You can submit with topics which ensures only the consumers with that specific topic receive those messages.  Subscribing to the relevant queue with the correct topic ensure that you only get messages you desire.

You can host yourself or use something like cloudAmqp.

SQS

To SNS or not to SNS

This is Amazons messaging system. Can be used in conjunctions with SNS or on it’s own. When used with SNS – SNS works as a sort of exchange and SQS as the queue.

SQS uses standard http underneath and offers a polling model for subscription. Is a little primitive in my opinion. The client libraries are also pretty basic although people are starting to build better libraries on top. With dotnet as an example though, easynetq is much more complete than any client offerings in SQS – we have had to essentially roll our own.

It’s not as sophisticated as something like RabbitMq. It’s strengths lie in it’s simplicity and it’s ability to scale, also the fact that hosting is taken care of by aws means we don’t have to worry about that side of things and also that it plays well with other AWS technologies such as lambda Dynamo db.

JMS

JMS is from the Java community and is an API specification as opposed to a protocol like AMQP. It can use a number of different protocols underneath – we use tcp in our implementation.

Coming from a dotnet background I found it a little difficult as had to consume using a c# library called NMS.

It has various implementations and the one I used was called ActiveMq. It us open source and relatively easy to install although creating and consuming messages is a little trickier.

Summary

All three options are useful depending on your needs. Rabbitmq probably has the nicest feature set but is not the easiest to get setup and started. Sqs is a better option if already using aws and I guess jms / active mq is nice for those who use Java. 

There are other options also such as Kafka but I would encourage you think if you really need the complexity of a messaging system before implementing as it does add it's own complexity.

Aws Musings

I wasn’t sure what to entitle this post – I woke this morning with a sort of an urge to write about Amazon AWS and my experiences developing applications and using its tools to this point. So I settled with the above.

I guess I have been using aws for 4 or 5 years now and have used a wide variety of the tools on offer. Initially, like a lot of people I could appreciate it’s advantages in terms of flexibility and scalability but what I realise more and more is just how it spreads beyond that.

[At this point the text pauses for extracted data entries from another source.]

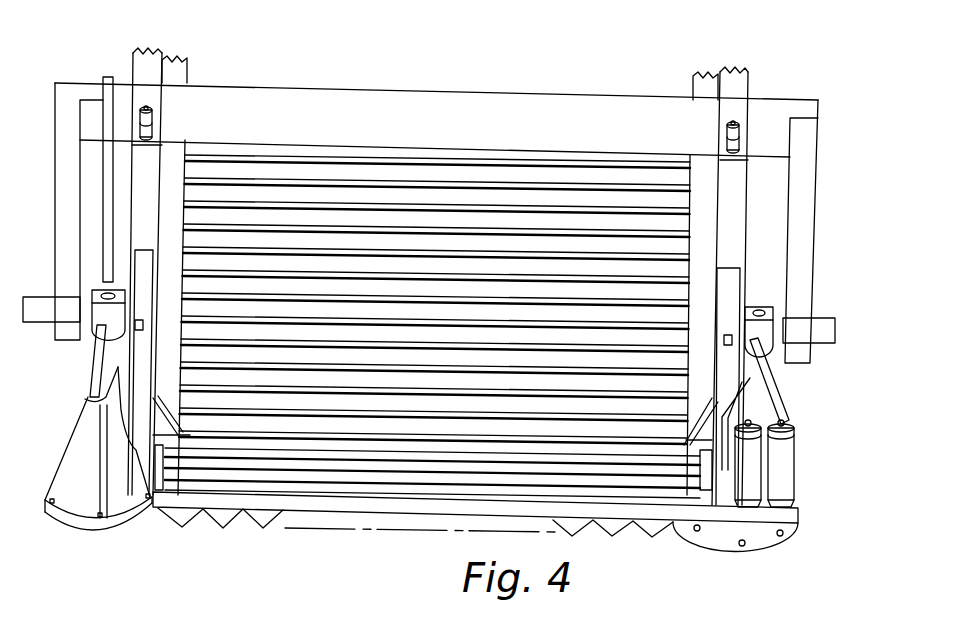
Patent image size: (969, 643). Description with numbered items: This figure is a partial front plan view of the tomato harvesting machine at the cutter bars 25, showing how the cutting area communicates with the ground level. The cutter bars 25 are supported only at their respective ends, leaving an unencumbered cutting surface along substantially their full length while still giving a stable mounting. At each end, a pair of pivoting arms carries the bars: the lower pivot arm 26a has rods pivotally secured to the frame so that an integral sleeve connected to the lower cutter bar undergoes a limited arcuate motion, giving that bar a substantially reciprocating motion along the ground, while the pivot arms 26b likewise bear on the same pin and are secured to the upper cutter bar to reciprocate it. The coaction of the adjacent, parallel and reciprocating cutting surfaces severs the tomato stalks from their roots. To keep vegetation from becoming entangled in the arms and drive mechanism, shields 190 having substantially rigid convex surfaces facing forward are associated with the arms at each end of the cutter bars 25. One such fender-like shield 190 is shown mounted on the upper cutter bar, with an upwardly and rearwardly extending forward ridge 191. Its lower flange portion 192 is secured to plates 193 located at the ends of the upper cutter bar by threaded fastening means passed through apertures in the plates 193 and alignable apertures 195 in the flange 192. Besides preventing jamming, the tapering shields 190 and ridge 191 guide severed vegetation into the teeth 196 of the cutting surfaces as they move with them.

The cutter bars 25 is at (383, 507).
The lower pivot arm 26a is at (776, 386).
The pivot arms 26b is at (745, 408).
The shields 190 is at (62, 465).
The forward ridge 191 is at (97, 433).
The lower flange portion 192 is at (66, 512).
The plates 193 is at (762, 540).
The apertures 195 is at (100, 515).
The teeth 196 is at (242, 512).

I have been using lambda quite a bit recently and sns and sqs also. They give you great control over your costs just like ec2, autoscaling etc. Likewise dynamo dB. Balanced against that though is the old ‘with great power comes great responsibility’ Peter Parker chestnut.

It is possible to get your auto scaling wrong and end up with far too many server instances. You also have to be aware that you get charged for polling messages in sqs, long polling helps with this but it’s not default. There are many pit falls and it is worth bearing this in mind before you go too far down the AWS path. S3 costs can really mount also if you are not deleting.

The point is though it means developers need to be more aware of costs than before as they have direct control over that – so I think it changes your role a bit and the things you think about from day to day. I guess in the past there was still a lot of input from developers on software and infrastructure selection and it’s costs but not to the same degree.

Another thing I found or maybe not found is documentation. AWS has grown rapidly and it does appeal to our imagination in that things like lambda bring a certain amount of excitement with the thought of the possibilities but the other side is sometimes I feel like shortcuts have been taken.

Documentation is probably one of the first things to go when time is of the essence. There is a lack of it when it comes to AWS in general, particularly with some of the newer technologies.